The hyperthyroidism found in de Quervain can be differentiated from Graves disease by the lack of exophthalmos and pretibial myxedema. These are typically not found in de Quervain thyroiditis but are common in patients with Graves disease. Bedside ultrasound can also be useful as it can show increased vascularity in Graves disease. This finding is absent in de Quervain disease. 
In the hypothyroid phase, TSH levels are elevated, and free T4 is low. During the transition period from hyper- to hypothyroidism, low TSH and T4 levels can be found; this finding can lead to the mistaken diagnosis of central hypothyroidism.
Treatment for de Quervain thyroiditis is fairly straightforward, with anti-inflammatory treatment being the key. Salicylates or NSAIDs can be used for patients with the mild or moderate disease. For more advanced cases, corticosteroids can be started with doses ranging from 15 to 20 mg a day tapered over 4 to 6 weeks. There is usually a marked improvement of symptoms within 48 hours.
Steroids, while reducing the pain associated with de Quervain, do not necessarily prevent the thyroid dysfunction that can occur during the course of the disease. Symptoms of hyperthyroidism may need to be treated with propranolol or atenolol with close follow up. Additionally, in some cases, patients may even need a short course of levothyroxine (started and monitored by their primary care provider) during the hypothyroid phase.
Therapy with antithyroid drugs in patients with subacute granulomatous thyroiditis is not indicated because the disorder is caused by the release of preformed thyroid hormone from destroyed follicles instead of synthesis of new T3 and T4. 
The differential for de Quervain is vast and can include dental pain, pharyngitis, otitis, abscess, thyrotoxicosis or Graves disease among others and is often mistaken for an upper respiratory infection. There have been cases where patients present with a fever of unknown origin, and the workup only reveals subacute thyroiditis. 

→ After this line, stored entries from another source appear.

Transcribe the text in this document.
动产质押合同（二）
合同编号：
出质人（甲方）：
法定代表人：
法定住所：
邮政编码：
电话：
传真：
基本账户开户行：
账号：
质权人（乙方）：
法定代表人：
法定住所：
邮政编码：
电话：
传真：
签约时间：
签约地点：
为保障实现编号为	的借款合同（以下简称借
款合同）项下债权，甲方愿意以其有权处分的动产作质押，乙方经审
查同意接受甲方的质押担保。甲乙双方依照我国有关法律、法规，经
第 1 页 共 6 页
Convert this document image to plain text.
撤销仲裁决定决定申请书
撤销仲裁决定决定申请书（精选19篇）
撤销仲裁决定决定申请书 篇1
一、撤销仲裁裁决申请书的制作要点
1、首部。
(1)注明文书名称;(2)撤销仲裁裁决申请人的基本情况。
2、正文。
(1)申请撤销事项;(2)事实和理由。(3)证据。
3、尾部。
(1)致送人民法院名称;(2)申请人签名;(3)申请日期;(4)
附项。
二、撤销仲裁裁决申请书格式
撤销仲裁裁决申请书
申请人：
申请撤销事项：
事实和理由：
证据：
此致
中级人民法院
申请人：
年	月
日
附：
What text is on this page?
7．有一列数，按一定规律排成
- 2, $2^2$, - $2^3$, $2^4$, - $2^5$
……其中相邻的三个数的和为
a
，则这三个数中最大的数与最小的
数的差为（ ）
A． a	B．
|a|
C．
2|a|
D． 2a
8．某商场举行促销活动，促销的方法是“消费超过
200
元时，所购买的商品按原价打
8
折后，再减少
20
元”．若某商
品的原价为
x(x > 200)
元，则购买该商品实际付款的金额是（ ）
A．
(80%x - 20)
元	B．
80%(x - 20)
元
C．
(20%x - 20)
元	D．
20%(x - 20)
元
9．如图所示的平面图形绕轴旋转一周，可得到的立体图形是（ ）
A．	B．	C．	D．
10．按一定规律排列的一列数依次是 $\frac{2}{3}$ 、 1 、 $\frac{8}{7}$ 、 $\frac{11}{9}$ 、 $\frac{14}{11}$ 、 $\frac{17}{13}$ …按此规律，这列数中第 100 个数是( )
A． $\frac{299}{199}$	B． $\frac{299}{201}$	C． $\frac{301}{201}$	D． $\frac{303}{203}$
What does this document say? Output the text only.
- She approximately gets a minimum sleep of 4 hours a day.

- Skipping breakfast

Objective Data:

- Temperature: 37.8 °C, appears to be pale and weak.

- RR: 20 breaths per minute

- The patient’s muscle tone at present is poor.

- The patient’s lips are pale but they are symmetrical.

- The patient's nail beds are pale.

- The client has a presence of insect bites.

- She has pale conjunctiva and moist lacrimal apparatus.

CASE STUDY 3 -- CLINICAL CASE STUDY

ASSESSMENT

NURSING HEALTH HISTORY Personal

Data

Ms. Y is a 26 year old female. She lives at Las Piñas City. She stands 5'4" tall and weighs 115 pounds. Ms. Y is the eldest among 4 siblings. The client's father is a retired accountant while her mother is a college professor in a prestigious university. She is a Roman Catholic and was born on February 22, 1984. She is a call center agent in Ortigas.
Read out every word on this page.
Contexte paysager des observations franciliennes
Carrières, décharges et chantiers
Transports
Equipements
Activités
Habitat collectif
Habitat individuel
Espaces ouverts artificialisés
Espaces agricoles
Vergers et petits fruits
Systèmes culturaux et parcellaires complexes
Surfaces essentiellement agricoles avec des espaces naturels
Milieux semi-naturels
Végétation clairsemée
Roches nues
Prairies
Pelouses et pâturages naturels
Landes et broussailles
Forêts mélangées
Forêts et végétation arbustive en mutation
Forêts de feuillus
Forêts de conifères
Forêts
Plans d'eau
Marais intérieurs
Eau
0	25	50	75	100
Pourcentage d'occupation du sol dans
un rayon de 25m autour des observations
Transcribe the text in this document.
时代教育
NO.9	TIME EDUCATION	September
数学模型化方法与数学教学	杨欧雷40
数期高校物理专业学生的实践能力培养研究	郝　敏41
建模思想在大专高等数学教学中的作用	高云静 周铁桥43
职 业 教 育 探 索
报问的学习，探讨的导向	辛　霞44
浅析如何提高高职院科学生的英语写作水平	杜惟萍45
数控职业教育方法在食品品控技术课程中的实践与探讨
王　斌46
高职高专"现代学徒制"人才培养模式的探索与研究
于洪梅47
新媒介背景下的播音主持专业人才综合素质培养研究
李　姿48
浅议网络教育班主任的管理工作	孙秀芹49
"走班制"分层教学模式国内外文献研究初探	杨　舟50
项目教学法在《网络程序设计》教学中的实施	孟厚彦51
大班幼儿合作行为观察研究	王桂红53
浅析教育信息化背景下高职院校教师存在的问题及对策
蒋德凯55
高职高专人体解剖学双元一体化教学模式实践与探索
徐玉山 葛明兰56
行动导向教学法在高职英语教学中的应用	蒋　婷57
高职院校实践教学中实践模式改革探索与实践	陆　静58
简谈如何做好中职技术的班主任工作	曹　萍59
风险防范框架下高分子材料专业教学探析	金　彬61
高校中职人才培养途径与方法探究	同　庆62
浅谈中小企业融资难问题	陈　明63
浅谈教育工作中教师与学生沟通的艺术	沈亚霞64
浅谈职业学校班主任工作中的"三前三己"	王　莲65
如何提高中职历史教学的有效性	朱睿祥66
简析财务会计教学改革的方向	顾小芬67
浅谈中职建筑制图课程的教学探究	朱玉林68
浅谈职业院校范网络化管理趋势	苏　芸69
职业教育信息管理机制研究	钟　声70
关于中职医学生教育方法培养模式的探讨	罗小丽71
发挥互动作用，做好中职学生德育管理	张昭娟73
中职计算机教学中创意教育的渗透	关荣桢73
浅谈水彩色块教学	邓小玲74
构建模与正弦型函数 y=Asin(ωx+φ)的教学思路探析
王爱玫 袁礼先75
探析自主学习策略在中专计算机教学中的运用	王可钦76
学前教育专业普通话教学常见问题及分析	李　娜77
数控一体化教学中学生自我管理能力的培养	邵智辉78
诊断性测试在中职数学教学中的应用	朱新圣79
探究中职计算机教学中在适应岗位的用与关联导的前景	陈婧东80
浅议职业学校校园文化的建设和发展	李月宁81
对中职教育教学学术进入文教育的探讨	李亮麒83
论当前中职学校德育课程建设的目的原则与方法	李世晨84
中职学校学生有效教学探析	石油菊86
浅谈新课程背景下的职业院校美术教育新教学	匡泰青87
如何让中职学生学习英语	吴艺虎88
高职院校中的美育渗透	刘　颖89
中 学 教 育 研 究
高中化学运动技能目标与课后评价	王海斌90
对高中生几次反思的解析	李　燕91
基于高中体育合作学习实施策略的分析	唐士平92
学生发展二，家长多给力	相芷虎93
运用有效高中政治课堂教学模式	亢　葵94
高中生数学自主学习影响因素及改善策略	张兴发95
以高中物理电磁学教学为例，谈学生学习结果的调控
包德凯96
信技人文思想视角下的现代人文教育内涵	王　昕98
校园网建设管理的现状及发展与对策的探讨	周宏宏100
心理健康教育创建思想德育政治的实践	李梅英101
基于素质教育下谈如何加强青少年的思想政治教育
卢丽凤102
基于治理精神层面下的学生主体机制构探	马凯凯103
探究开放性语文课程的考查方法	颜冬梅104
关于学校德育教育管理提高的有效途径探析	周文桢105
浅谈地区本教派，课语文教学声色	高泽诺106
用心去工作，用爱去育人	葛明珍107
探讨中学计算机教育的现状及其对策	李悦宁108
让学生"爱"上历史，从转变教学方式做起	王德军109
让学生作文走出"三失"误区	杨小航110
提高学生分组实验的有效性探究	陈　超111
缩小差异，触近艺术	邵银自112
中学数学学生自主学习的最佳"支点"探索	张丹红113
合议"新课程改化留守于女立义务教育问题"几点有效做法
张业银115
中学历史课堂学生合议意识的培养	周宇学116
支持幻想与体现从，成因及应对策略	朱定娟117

De Quervain thyroiditis is generally self-limited with patients returning to a euthyroid state within a few months. Recurrence is uncommon but can occur in up to 2% of patients. Hypothyroidism may also become permanent in 5% of cases. 
Subacute thyroiditis has been known to cause thyroid storm in rare cases. If there is any concern for this, admission to the intensive care unit is strongly recommended due to the danger of decompensation. 
Endocrinology consult should be considered. In moderate to severe cases, inpatient admission should be considered, depending on clinical gestalt and patient presentations.
Patients can be advised that their condition will likely last a few weeks barring any complications and to follow up with their primary care provider as soon as possible for continued monitoring of TSH levels and radioactive iodine uptake (RAIU) testing. 
Pregnant patients will need immediate obstetric and endocrine consultation.
It is important to remember that a small number of cases can recur, and a small minority of cases can progress to thyrotoxicosis. Patient presentation, history, physical exam, and labs should help in the diagnosis of thyrotoxicosis if suspected.